Sly later told ESPN that Collins took advantage of him during a vulnerable time in his life, after his fiance died.
“When I realized Al Jazeera was using a secret taping and Collins as a so-called investigative reporter, I was baffled,” he told ESPN. “I cannot believe that can happen. That’s why I recanted the story. It wasn’t true and I was trying to pull one over on Collins to see if he had any idea of what he was talking about.”
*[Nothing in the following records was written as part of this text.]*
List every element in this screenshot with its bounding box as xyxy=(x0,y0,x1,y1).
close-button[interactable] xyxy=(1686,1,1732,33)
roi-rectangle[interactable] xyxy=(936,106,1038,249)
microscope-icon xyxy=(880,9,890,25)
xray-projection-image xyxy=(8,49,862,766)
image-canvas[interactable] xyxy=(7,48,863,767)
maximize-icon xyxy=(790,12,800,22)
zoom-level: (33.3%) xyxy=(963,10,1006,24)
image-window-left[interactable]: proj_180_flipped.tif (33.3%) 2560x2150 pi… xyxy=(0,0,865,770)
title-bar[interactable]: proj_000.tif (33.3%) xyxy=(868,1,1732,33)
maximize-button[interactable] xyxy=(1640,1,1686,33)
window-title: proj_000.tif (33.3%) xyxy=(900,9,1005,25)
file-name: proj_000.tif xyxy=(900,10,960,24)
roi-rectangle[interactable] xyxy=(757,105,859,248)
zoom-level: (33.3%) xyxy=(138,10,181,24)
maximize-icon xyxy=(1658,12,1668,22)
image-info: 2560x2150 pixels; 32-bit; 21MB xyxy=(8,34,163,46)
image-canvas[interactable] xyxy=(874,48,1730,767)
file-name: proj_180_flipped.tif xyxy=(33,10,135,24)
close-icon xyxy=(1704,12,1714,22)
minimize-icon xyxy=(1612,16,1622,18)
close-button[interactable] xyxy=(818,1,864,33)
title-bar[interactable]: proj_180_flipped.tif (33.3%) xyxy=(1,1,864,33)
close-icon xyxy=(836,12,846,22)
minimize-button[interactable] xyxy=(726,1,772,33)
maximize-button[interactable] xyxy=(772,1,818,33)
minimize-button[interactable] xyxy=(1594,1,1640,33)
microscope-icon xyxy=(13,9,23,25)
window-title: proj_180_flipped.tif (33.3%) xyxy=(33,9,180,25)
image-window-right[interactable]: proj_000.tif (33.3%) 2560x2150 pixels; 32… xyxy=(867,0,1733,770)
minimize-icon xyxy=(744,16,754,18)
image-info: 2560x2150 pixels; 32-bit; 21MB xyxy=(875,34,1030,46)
He said Collins approached him about getting into the supplement business and he dropped “names like Peyton Manning, Derek Jeter, Ryan Howard and James Harrison,” to test him. He said they were not his clients.
“I was trying to determine whether this guy (Collins) was legitimate or just trying to steal some knowledge about the business,” Sly told ESPN.
5.The NFL Banned HGH in 2011, But Did Not Begin Testing for it Until 2014
The league has not yet commented on the upcoming documentary.
Major League Baseball has also banned the use of HGH and began testing for the drug in 2013.